La seconde saison intervient dix-huit mois après le décès d’August. Les personnages se débattent avec leurs souffrances, leur désespoir, leur culpabilité et ont bien du mal à pardonner et se pardonner. Le cadre religieux sert de calice à Adam Price et à ses deux coscénaristes, Karina Dam et Poul Berg, pour aborder l’incommunicabilité entre les êtres. Des êtres d’une même famille, qui ont appris à ne pas partager leurs émotions.
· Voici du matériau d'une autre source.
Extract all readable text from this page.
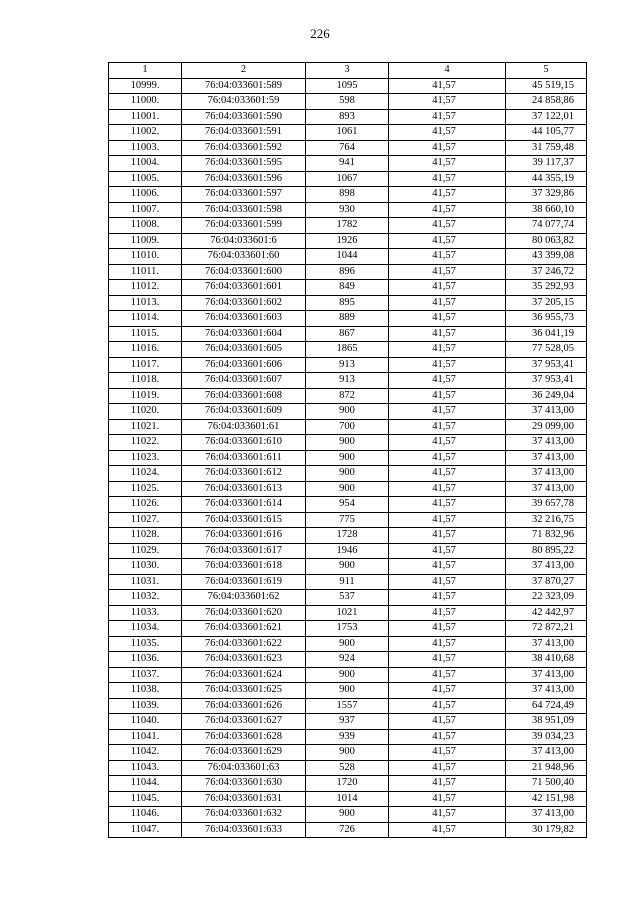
226
1	2	3	4	5
10999.	76:04:033601:589	1095	41,57	45 519,15
11000.	76:04:033601:59	598	41,57	24 858,86
11001.	76:04:033601:590	893	41,57	37 122,01
11002.	76:04:033601:591	1061	41,57	44 105,77
11003.	76:04:033601:592	764	41,57	31 759,48
11004.	76:04:033601:595	941	41,57	39 117,37
11005.	76:04:033601:596	1067	41,57	44 355,19
11006.	76:04:033601:597	898	41,57	37 329,86
11007.	76:04:033601:598	930	41,57	38 660,10
11008.	76:04:033601:599	1782	41,57	74 077,74
11009.	76:04:033601:6	1926	41,57	80 063,82
11010.	76:04:033601:60	1044	41,57	43 399,08
11011.	76:04:033601:600	896	41,57	37 246,72
11012.	76:04:033601:601	849	41,57	35 292,93
11013.	76:04:033601:602	895	41,57	37 205,15
11014.	76:04:033601:603	889	41,57	36 955,73
11015.	76:04:033601:604	867	41,57	36 041,19
11016.	76:04:033601:605	1865	41,57	77 528,05
11017.	76:04:033601:606	913	41,57	37 953,41
11018.	76:04:033601:607	913	41,57	37 953,41
11019.	76:04:033601:608	872	41,57	36 249,04
11020.	76:04:033601:609	900	41,57	37 413,00
11021.	76:04:033601:61	700	41,57	29 099,00
11022.	76:04:033601:610	900	41,57	37 413,00
11023.	76:04:033601:611	900	41,57	37 413,00
11024.	76:04:033601:612	900	41,57	37 413,00
11025.	76:04:033601:613	900	41,57	37 413,00
11026.	76:04:033601:614	954	41,57	39 657,78
11027.	76:04:033601:615	775	41,57	32 216,75
11028.	76:04:033601:616	1728	41,57	71 832,96
11029.	76:04:033601:617	1946	41,57	80 895,22
11030.	76:04:033601:618	900	41,57	37 413,00
11031.	76:04:033601:619	911	41,57	37 870,27
11032.	76:04:033601:62	537	41,57	22 323,09
11033.	76:04:033601:620	1021	41,57	42 442,97
11034.	76:04:033601:621	1753	41,57	72 872,21
11035.	76:04:033601:622	900	41,57	37 413,00
11036.	76:04:033601:623	924	41,57	38 410,68
11037.	76:04:033601:624	900	41,57	37 413,00
11038.	76:04:033601:625	900	41,57	37 413,00
11039.	76:04:033601:626	1557	41,57	64 724,49
11040.	76:04:033601:627	937	41,57	38 951,09
11041.	76:04:033601:628	939	41,57	39 034,23
11042.	76:04:033601:629	900	41,57	37 413,00
11043.	76:04:033601:63	528	41,57	21 948,96
11044.	76:04:033601:630	1720	41,57	71 500,40
11045.	76:04:033601:631	1014	41,57	42 151,98
11046.	76:04:033601:632	900	41,57	37 413,00
11047.	76:04:033601:633	726	41,57	30 179,82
De la question centrale de la première saison, « qui prier quand on perd ses repères ? », on glisse fatalement, dans la seconde, à « par quoi ou par qui notre humanité peut-elle remplacer Dieu ? ». Le vivre-ensemble et la solidarité, atteste Adam Price. Et de faire parcourir à ses personnages un long chemin de l’ombre à la lumière pour parvenir à une sorte de rédemption, toute personnelle. Johannes, qui porte, lui aussi, la charge mentale de sa lignée luthérienne rigoriste, va rompre avec l’institution religieuse. Elisabeth va enfin retrouver sa liberté. Christian va renouer avec sa foi. Et tous vont enfin pouvoir faire le deuil d’August, individuellement et collectivement. Une sorte de résurrection familiale, symbolisée par le petit Anton, le fils qu’August n’a pas connu.
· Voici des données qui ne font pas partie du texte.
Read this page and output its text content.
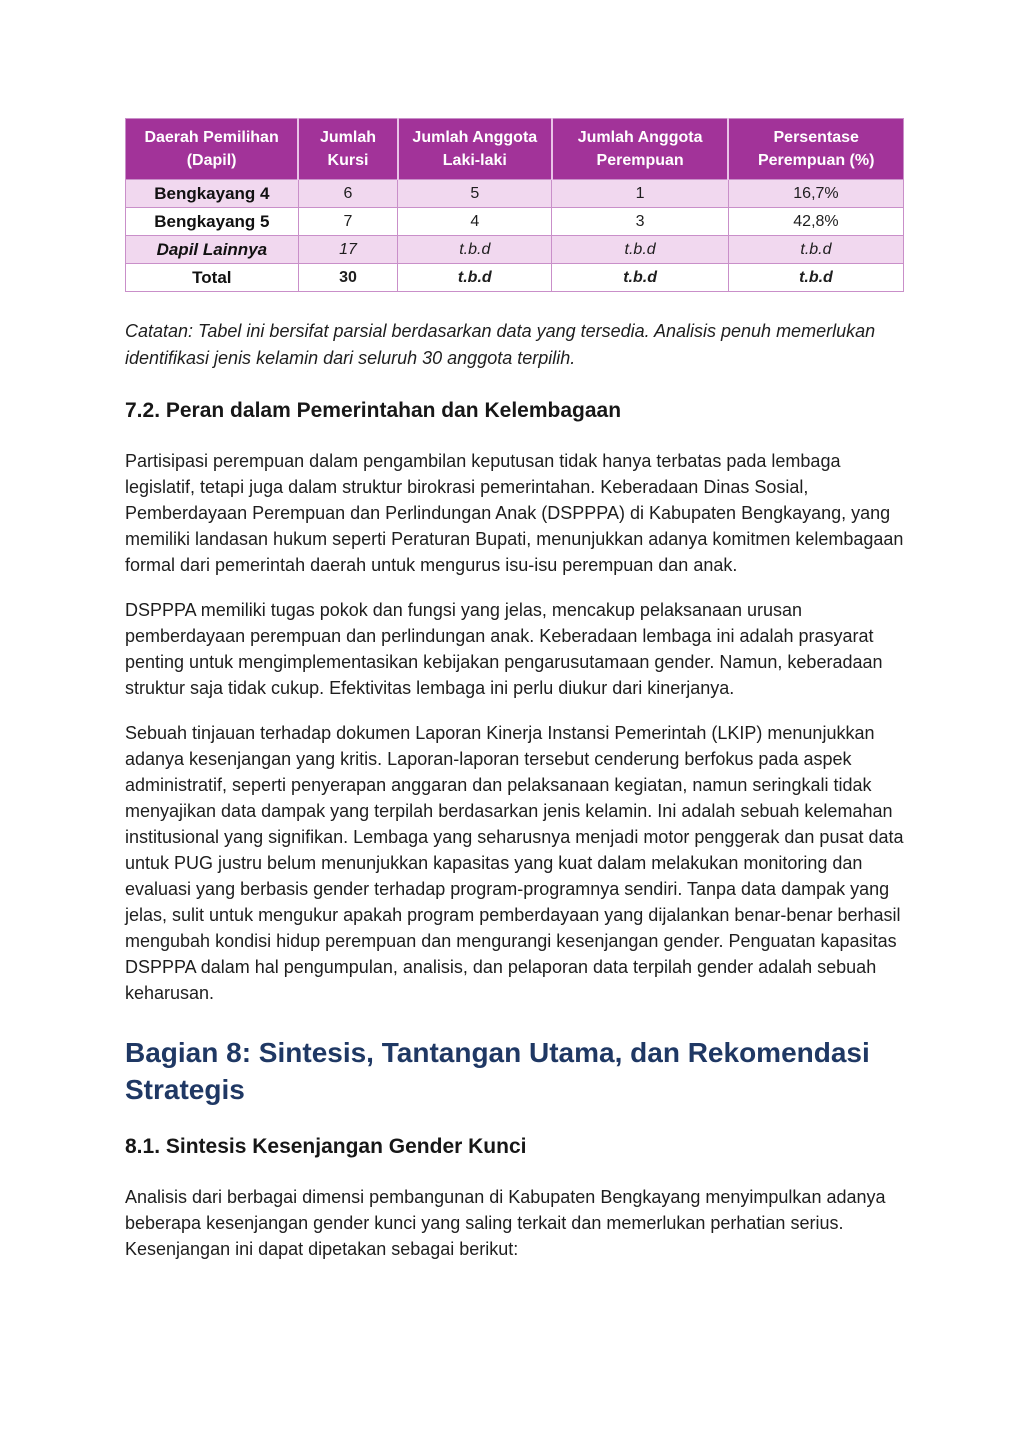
Daerah Pemilihan (Dapil)	Jumlah Kursi	Jumlah Anggota Laki-laki	Jumlah Anggota Perempuan	Persentase Perempuan (%)
Bengkayang 4	6	5	1	16,7%
Bengkayang 5	7	4	3	42,8%
Dapil Lainnya	17	t.b.d	t.b.d	t.b.d
Total	30	t.b.d	t.b.d	t.b.d

Catatan: Tabel ini bersifat parsial berdasarkan data yang tersedia. Analisis penuh memerlukan identifikasi jenis kelamin dari seluruh 30 anggota terpilih.

7.2. Peran dalam Pemerintahan dan Kelembagaan

Partisipasi perempuan dalam pengambilan keputusan tidak hanya terbatas pada lembaga legislatif, tetapi juga dalam struktur birokrasi pemerintahan. Keberadaan Dinas Sosial, Pemberdayaan Perempuan dan Perlindungan Anak (DSPPPA) di Kabupaten Bengkayang, yang memiliki landasan hukum seperti Peraturan Bupati, menunjukkan adanya komitmen kelembagaan formal dari pemerintah daerah untuk mengurus isu-isu perempuan dan anak.

DSPPPA memiliki tugas pokok dan fungsi yang jelas, mencakup pelaksanaan urusan pemberdayaan perempuan dan perlindungan anak. Keberadaan lembaga ini adalah prasyarat penting untuk mengimplementasikan kebijakan pengarusutamaan gender. Namun, keberadaan struktur saja tidak cukup. Efektivitas lembaga ini perlu diukur dari kinerjanya.

Sebuah tinjauan terhadap dokumen Laporan Kinerja Instansi Pemerintah (LKIP) menunjukkan adanya kesenjangan yang kritis. Laporan-laporan tersebut cenderung berfokus pada aspek administratif, seperti penyerapan anggaran dan pelaksanaan kegiatan, namun seringkali tidak menyajikan data dampak yang terpilah berdasarkan jenis kelamin. Ini adalah sebuah kelemahan institusional yang signifikan. Lembaga yang seharusnya menjadi motor penggerak dan pusat data untuk PUG justru belum menunjukkan kapasitas yang kuat dalam melakukan monitoring dan evaluasi yang berbasis gender terhadap program-programnya sendiri. Tanpa data dampak yang jelas, sulit untuk mengukur apakah program pemberdayaan yang dijalankan benar-benar berhasil mengubah kondisi hidup perempuan dan mengurangi kesenjangan gender. Penguatan kapasitas DSPPPA dalam hal pengumpulan, analisis, dan pelaporan data terpilah gender adalah sebuah keharusan.

Bagian 8: Sintesis, Tantangan Utama, dan Rekomendasi Strategis
8.1. Sintesis Kesenjangan Gender Kunci

Analisis dari berbagai dimensi pembangunan di Kabupaten Bengkayang menyimpulkan adanya beberapa kesenjangan gender kunci yang saling terkait dan memerlukan perhatian serius. Kesenjangan ini dapat dipetakan sebagai berikut:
« Au nom du père », avec son titre chrétien et psychanalytique, est aussi un miroir tendu aux autres religions monothéistes – nombre de seconds rôles sont musulmans et juifs, et leurs interactions révèlent toutes les failles de la société danoise –, à la proximité, plus qu’aux différences, qu’elle partage. A l’heure où les conflits basés sur des convictions religieuses enflamment le monde, « Au nom du père » propose des pistes de réflexion au lieu de délivrer des réponses.
Humains imparfaits
Avec une efficacité narrative, une mise en scène toute bergmanienne, entre réalisme et fantastique, où un regard en dit plus que de vains monologues, et des images métaphysiques saisissantes – entre autres, celles de la renaissance d’un rouge-gorge, de rideaux volant au gré des vents ou d’une rose qui flétrit sur une nappe –, et une interprétation habitée, cette passionnante série danoise enfonce le clou dans le bois des certitudes : nous ne sommes, athées et hommes de foi, que des humains bien imparfaits. C’est au prix de l’acceptation de cette douloureuse vérité que nous pouvons affronter nos dilemmes moraux. Et apprendre à mieux vivre. Avec nous-mêmes et avec les autres.
« Au nom du père » est un miracle cathodique dont il faudra malheureusement se passer. Adam Price l’a confirmé : il n’y aura pas de troisième saison. Mais le showrunner planche déjà sur une quatrième de « Borgen », qui devra voir le jour en 2022. Tout n’est pas perdu.